Lincoln’s research focus is aging, so she was particularly interested in understanding what it means to grow old on the street.
“Older homeless people are increasing,” she said. “And it’s really important to be able to capture, not just the number of older adults, but the profile of older adults.”
They had put new questions about Alzheimer’s disease and nursing homes on this year’s survey, she said.
That’s not all that was new this year. Last year’s survey tracked a spike in the number of homeless women – a 55 percent increase since 2013. In response, there was a funding boost for homeless women’s services, and there are new questions on this year’s survey about domestic and sexual abuse.
As important as those questions are, they can also be difficult to ask. Another surveyor, Stephen Pantola, interviewed a woman named Jackie, who’s in her fifties and has some health issues, including renal failure. About two minutes into the interview, Pantola asked her about where she was living.
“Last night, I walked all last night because I didn’t have anywhere to go or sleep,” she said, sniffling and beginning to cry.
In response to the new set of questions about domestic violence and abuse, Jackie said she had experienced both; that she had been sexually abused both by partners and by her stepfather.
“It’s like you don’t have rights to say no for sex around here,” said Jackie. “They treat you like trash, the men around here. They use you. They catch you when you’re vulnerable.”
Pantola hadn’t asked another question, but Jackie kept talking anyway. She carries a hammer in the streets, she told him; sometimes pepper spray.
That impulse – to share unsolicited intimate information – is relatively common, according to Brian Gaines, a social worker and the survey’s project manager.
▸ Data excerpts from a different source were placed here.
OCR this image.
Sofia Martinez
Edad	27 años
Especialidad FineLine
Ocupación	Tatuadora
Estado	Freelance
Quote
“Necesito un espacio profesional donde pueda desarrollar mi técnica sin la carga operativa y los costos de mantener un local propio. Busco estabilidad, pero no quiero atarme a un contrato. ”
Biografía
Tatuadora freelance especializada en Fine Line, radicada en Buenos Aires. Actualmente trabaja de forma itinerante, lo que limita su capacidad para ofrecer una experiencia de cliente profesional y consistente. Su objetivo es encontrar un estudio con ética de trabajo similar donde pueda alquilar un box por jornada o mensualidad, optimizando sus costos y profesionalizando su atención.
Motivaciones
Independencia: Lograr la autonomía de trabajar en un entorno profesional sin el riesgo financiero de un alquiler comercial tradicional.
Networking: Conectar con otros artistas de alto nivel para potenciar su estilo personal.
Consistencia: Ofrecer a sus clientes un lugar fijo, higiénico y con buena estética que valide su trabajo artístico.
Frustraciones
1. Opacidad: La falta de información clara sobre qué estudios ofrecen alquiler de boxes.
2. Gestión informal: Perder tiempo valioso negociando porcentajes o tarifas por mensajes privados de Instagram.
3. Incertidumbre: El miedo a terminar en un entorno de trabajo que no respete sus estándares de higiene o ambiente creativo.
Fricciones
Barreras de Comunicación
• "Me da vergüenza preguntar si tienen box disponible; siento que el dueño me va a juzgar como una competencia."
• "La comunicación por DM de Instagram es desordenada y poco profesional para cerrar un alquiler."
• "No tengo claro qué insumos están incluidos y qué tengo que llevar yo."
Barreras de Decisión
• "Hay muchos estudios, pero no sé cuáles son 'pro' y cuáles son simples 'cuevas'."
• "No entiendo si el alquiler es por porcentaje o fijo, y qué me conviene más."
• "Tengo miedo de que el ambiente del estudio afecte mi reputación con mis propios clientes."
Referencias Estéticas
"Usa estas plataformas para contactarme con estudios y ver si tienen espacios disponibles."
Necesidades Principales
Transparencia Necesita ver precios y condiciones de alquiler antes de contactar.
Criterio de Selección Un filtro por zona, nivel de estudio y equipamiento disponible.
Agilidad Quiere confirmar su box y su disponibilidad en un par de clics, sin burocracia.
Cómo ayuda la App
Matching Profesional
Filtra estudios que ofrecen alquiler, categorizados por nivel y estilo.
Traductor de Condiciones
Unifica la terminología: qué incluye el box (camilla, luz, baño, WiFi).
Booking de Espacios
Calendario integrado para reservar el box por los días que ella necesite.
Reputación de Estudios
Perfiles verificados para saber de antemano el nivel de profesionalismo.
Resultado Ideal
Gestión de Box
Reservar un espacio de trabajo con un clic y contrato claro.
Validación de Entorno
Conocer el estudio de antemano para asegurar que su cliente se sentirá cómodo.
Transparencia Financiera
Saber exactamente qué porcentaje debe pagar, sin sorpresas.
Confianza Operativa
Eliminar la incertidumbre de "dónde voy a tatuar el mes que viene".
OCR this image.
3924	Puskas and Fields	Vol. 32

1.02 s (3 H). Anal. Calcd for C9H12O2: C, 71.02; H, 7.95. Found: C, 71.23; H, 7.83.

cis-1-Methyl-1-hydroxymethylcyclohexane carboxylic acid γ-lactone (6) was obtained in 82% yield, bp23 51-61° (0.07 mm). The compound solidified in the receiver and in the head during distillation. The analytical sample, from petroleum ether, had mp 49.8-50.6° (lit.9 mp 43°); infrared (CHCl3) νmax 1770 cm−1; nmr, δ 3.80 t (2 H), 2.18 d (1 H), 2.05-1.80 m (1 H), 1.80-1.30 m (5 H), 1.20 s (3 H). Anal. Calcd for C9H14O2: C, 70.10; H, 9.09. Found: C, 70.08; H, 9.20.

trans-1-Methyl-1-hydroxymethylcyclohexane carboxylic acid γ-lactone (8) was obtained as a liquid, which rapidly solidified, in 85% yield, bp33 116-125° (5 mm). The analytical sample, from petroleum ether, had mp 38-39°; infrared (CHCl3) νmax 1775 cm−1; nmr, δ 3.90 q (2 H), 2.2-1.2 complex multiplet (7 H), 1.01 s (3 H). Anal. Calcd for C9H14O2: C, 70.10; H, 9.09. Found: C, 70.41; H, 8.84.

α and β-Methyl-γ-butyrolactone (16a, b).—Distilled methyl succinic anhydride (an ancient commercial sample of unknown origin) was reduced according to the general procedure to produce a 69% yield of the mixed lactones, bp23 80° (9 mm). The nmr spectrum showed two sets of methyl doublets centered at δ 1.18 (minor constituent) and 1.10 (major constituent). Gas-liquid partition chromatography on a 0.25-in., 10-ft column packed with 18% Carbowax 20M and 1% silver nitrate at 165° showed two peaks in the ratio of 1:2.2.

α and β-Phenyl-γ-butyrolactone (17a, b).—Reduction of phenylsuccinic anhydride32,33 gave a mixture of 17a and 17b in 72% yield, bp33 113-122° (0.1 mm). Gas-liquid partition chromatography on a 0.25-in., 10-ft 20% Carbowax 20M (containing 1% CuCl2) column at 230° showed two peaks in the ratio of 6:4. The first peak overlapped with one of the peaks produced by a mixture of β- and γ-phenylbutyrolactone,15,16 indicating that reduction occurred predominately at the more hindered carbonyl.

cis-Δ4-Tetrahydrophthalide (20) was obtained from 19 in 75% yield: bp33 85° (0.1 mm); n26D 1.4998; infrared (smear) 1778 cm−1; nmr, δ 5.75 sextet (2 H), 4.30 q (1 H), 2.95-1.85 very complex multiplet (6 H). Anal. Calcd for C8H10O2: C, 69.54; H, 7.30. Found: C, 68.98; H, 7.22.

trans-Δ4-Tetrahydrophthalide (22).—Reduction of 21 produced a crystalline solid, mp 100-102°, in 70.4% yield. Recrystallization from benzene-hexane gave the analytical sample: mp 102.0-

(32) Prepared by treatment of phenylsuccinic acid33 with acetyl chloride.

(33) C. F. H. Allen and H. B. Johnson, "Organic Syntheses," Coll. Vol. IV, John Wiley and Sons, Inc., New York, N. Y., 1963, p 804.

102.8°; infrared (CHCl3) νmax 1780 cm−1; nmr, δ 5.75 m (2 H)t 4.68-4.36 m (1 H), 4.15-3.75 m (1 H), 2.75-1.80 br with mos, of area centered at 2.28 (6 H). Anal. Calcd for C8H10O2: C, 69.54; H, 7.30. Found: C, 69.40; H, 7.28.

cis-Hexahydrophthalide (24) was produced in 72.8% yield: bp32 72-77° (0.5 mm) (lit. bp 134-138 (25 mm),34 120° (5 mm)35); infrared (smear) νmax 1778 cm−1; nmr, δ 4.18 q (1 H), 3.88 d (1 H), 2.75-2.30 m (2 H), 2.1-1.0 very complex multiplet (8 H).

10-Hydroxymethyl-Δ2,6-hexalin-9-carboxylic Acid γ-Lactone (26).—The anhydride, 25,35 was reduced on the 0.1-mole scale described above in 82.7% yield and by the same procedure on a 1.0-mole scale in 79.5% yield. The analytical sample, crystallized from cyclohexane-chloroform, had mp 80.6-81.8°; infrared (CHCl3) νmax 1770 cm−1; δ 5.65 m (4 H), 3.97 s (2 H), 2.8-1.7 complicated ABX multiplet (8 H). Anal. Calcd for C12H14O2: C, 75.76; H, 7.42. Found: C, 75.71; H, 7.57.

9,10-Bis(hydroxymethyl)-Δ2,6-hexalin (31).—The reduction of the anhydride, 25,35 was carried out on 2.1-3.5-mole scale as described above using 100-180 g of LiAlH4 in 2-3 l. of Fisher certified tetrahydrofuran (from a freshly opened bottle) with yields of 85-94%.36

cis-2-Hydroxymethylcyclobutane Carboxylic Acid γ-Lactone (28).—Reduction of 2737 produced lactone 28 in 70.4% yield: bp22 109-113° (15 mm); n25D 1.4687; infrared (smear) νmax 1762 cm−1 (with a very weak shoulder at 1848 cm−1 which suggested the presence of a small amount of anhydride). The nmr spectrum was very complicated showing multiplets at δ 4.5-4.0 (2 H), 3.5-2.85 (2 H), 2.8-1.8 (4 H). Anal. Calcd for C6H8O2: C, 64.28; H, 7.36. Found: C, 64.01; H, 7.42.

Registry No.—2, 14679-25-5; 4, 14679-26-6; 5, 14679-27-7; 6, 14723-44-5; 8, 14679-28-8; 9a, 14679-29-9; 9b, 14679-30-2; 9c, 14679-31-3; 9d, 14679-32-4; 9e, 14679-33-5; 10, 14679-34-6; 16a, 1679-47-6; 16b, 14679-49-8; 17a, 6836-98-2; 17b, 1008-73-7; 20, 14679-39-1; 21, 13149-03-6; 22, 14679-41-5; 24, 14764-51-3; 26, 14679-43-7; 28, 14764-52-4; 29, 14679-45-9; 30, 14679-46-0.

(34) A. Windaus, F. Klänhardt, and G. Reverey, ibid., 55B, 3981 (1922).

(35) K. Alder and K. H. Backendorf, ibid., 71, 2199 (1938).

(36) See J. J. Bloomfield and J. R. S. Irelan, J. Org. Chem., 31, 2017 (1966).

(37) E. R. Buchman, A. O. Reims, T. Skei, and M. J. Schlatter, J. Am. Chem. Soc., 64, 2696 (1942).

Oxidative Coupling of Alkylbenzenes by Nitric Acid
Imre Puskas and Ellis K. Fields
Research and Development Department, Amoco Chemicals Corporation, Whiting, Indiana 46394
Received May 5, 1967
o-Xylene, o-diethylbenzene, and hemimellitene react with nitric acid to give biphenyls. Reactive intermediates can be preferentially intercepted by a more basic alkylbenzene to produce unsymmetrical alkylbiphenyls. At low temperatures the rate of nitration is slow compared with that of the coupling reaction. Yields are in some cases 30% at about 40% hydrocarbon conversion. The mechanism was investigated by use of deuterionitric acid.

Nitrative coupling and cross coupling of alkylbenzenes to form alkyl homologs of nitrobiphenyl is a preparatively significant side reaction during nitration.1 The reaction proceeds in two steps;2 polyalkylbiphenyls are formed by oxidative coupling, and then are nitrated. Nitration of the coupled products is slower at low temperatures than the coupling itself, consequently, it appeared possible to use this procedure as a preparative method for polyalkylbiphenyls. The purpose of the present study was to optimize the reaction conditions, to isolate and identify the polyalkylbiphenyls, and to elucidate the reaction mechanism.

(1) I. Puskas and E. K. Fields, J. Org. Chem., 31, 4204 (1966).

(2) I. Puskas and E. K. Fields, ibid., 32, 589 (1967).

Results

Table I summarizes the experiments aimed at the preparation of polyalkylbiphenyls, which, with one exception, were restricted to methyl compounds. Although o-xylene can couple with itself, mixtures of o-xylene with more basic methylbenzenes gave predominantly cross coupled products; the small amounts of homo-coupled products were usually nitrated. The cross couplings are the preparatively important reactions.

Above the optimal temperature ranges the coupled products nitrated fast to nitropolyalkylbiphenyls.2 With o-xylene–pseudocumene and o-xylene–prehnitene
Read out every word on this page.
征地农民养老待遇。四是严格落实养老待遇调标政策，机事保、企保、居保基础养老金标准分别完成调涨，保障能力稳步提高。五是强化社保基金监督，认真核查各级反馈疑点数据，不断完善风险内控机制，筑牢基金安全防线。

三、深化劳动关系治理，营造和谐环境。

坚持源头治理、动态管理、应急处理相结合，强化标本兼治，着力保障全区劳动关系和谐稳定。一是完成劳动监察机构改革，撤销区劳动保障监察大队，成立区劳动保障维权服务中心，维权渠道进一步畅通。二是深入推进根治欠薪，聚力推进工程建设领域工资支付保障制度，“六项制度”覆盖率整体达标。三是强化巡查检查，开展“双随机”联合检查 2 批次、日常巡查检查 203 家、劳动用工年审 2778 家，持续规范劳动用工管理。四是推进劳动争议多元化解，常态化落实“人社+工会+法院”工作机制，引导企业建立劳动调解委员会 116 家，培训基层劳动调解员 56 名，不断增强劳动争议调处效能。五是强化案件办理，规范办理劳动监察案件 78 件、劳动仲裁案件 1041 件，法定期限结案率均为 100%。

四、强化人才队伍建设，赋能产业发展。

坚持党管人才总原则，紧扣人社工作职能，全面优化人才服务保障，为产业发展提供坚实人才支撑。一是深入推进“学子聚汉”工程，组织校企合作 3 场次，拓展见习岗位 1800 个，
And it meant that the interviews could take a big emotional toll on the surveyors, he said.
“It’s a little hard for the interviewers, because they walk away feeling like, ‘they’ve shared with me that they’re hungry, and that they need this and they need that, and I wasn’t able to do a whole lot for them.’”
It can also be emotionally difficult – and revelatory – just to spend time in Skid Row or in other homeless communities across the county.
Just before I spoke to Gaines on that street corner downtown, the police had closed off another nearby street – to “clean” it – temporarily displacing everyone who had set up tents there. Some of the people on the street were elderly, sick, or both. They couldn’t move quickly enough to get their belongings together and get off the street, so their things were being removed by police.
It was a good example of why aging on the street might be especially difficult, and why surveying the homeless population was so important, Lincoln said. The best way to find out how to help people was to try to get a glimpse into what life was like for them, and listen to the unsolicited stories that researchers might not have even thought to ask for.
Results from the survey, and a study by Lincoln on older homeless people, will be made public later this spring.